By: Dino Flammia, Wednesday June 6, 2012
In an effort to promote the use of safe and sober designated drivers this summer, the HERO campaign’s Jersey Shore program is asking bars to join the cause. More than 150 bars have already signed up for the Jersey Shore HEROES Program, and hundreds more are expected.
“Bars and taverns are signing up left and right,” explained Bill Elliott, chairman of the Ensign John R. Elliott HERO Campaign for Designated Drivers. “It just makes sense, and it also puts them on the good guy list.”
Participating locations along the shore can be recognized by a HERO Campaign sticker on the door or other promotional materials inside. Some bars use HERO wristbands to differentiate between the drinkers and designated drivers.

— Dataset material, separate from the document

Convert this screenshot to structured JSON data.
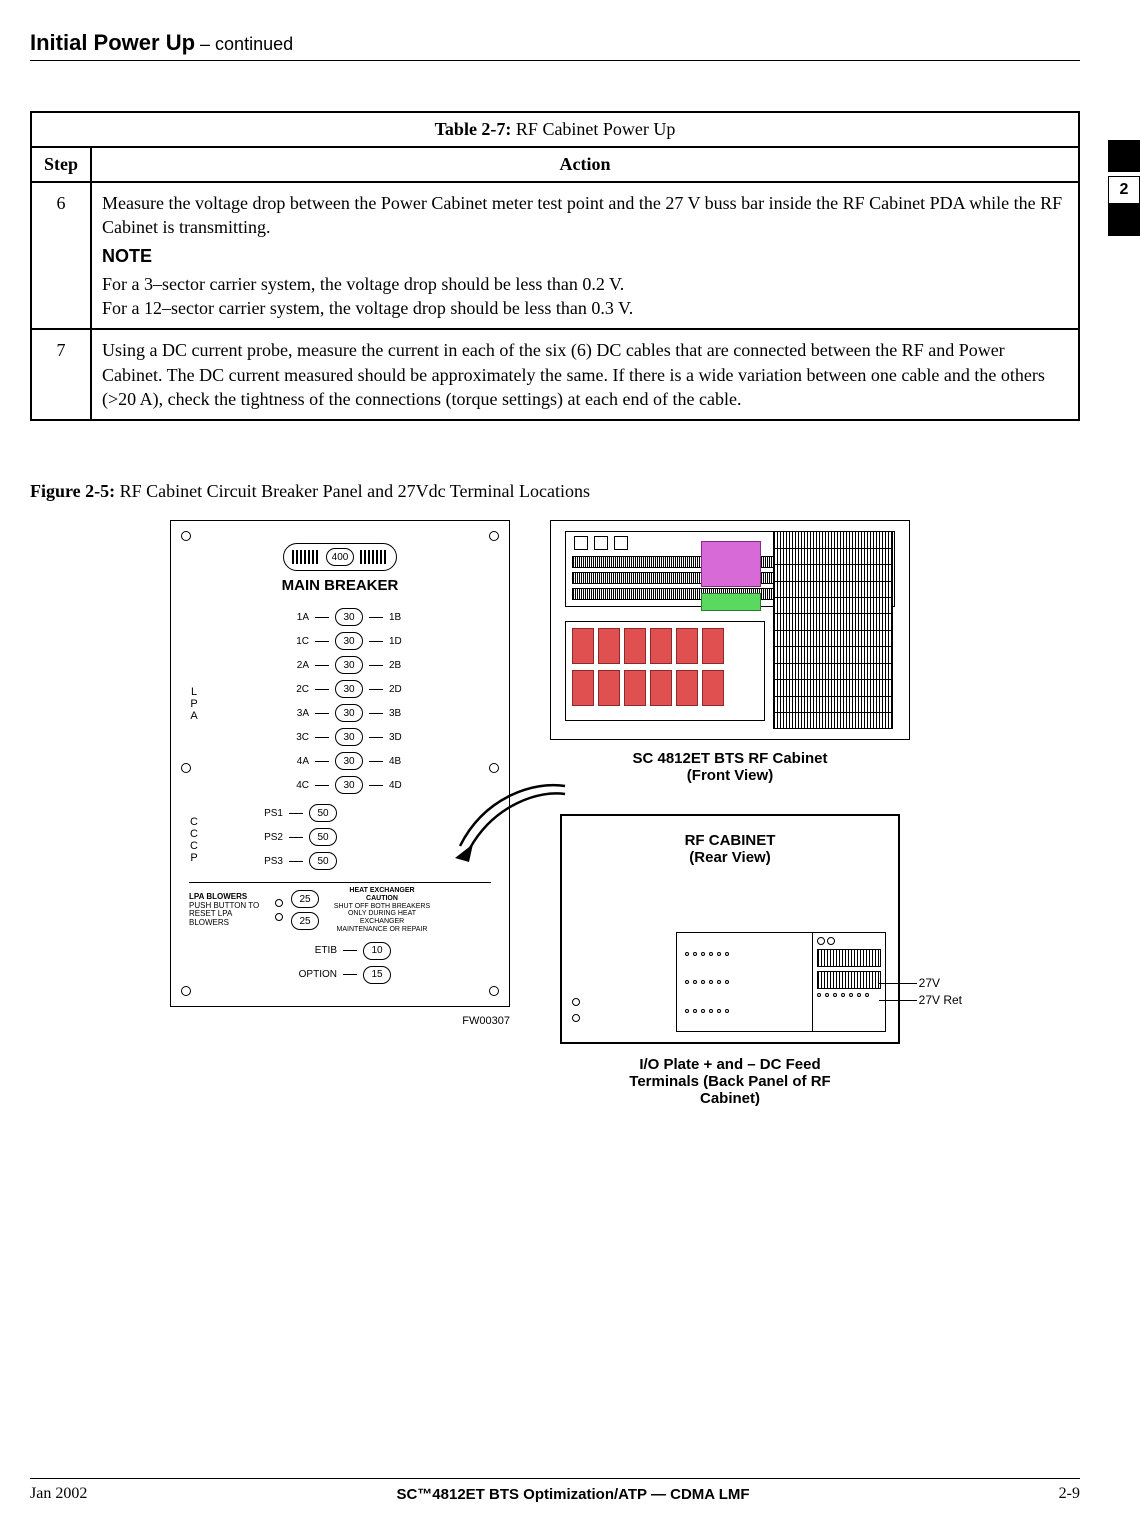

However, the program’s unique characteristic is the way it rewards patrons who can offer a safe ride home to friends and loved ones. Participating bars offer free soft drinks and other non-alcoholic beverages to customers who identify themselves as designated drivers.
“It’s a great way to change behavior and remind people that if you’re a designated driver, you are a hero,” Elliott said.

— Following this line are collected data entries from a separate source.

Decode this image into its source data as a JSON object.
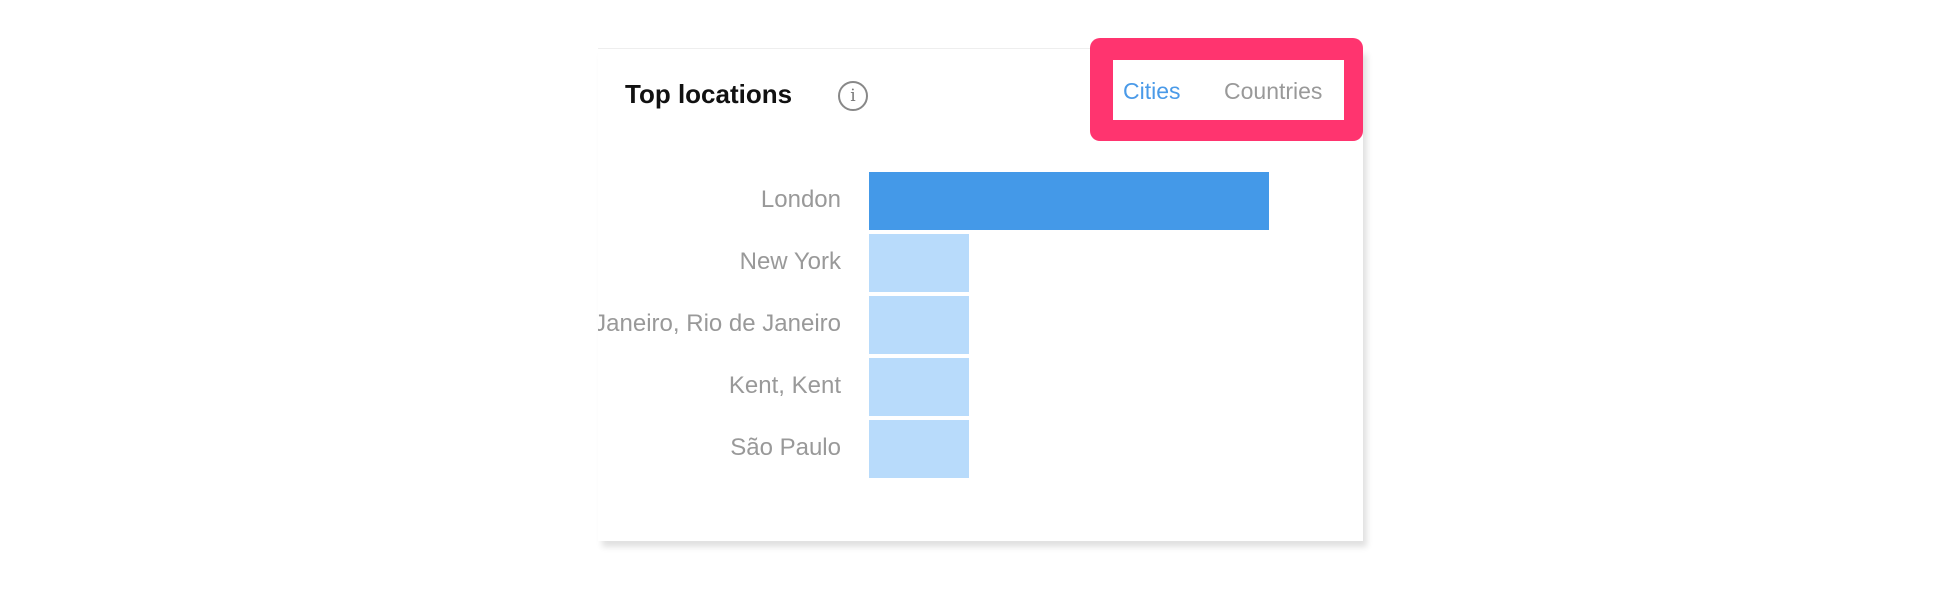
{
  "header": {
    "title": "Top locations",
    "info_icon": "info-icon"
  },
  "tabs": [
    {
      "label": "Cities",
      "active": true
    },
    {
      "label": "Countries",
      "active": false
    }
  ],
  "colors": {
    "highlight": "#ff346f",
    "bar_top": "#4499e8",
    "bar_other": "#b8dbfb",
    "active_tab": "#4a9ae8"
  },
  "chart_data": {
    "type": "bar",
    "orientation": "horizontal",
    "categories": [
      "London",
      "New York",
      "Rio de Janeiro, Rio de Janeiro",
      "Kent, Kent",
      "São Paulo"
    ],
    "values": [
      100,
      25,
      25,
      25,
      25
    ],
    "title": "Top locations",
    "xlabel": "",
    "ylabel": "",
    "grid": false
  }
}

- CLICK HERE for participating locations along the shore
Elliott created the HERO Campaign in 2000, months after his son was killed by a drunken driver. John Elliott, an Egg Harbor Township native and U.S. Naval Academy graduate, was struck while on his way home to celebrate his mother’s birthday. Elliott said he wants to make sure other families don’t experience a similar tragedy, and the Campaign serves as a tribute to John.

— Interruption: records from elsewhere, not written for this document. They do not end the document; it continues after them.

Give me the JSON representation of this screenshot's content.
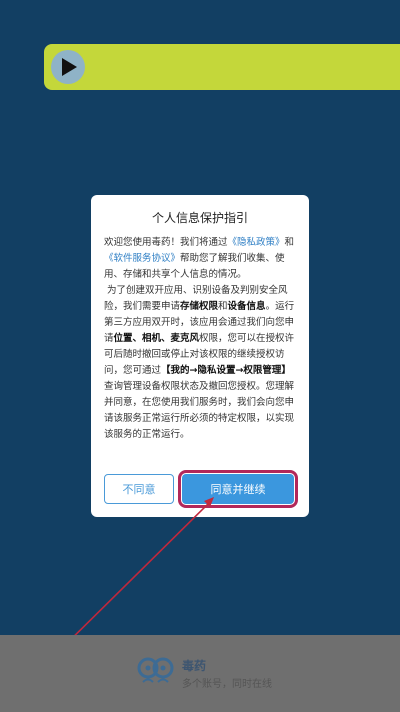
{
  "dialog": {
    "title": "个人信息保护指引",
    "p1_a": "欢迎您使用毒药！我们将通过",
    "p1_link1": "《隐私政策》",
    "p1_b": "和",
    "p1_link2": "《软件服务协议》",
    "p1_c": "帮助您了解我们收集、使用、存储和共享个人信息的情况。",
    "p2_a": "为了创建双开应用、识别设备及判别安全风险，我们需要申请",
    "p2_b1": "存储权限",
    "p2_b": "和",
    "p2_b2": "设备信息",
    "p2_c": "。运行第三方应用双开时，该应用会通过我们向您申请",
    "p2_d1": "位置、相机、麦克风",
    "p2_d": "权限，您可以在授权许可后随时撤回或停止对该权限的继续授权访问，您可通过",
    "p2_e1": "【我的→隐私设置→权限管理】",
    "p2_e": "查询管理设备权限状态及撤回您授权。您理解并同意，在您使用我们服务时，我们会向您申请该服务正常运行所必须的特定权限，以实现该服务的正常运行。",
    "decline_label": "不同意",
    "accept_label": "同意并继续"
  },
  "footer": {
    "app_name": "毒药",
    "slogan": "多个账号，同时在线"
  },
  "icons": {
    "play": "play-icon",
    "logo": "app-logo-icon"
  },
  "colors": {
    "background": "#123f63",
    "banner": "#c4d73a",
    "accent": "#3b97de",
    "highlight": "#b2285a"
  }
}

Elliott said the special Jersey Shore initiative can also offer the region an upgraded image from the one created by reality television.
He continued, “We really want to promote a positive image of the Jersey Shore as a great place to visit, a great place to have a good time, and also have a safe ride home.”
Elliott noted there are about 1,500 bars between Sandy Hook and Cape May, and the Campaign hopes 300-400 join this summer.
The Jersey-born campaign has spread to several states over the years, promoting designated drivers through bars, package good stores, law enforcement, government and other measures.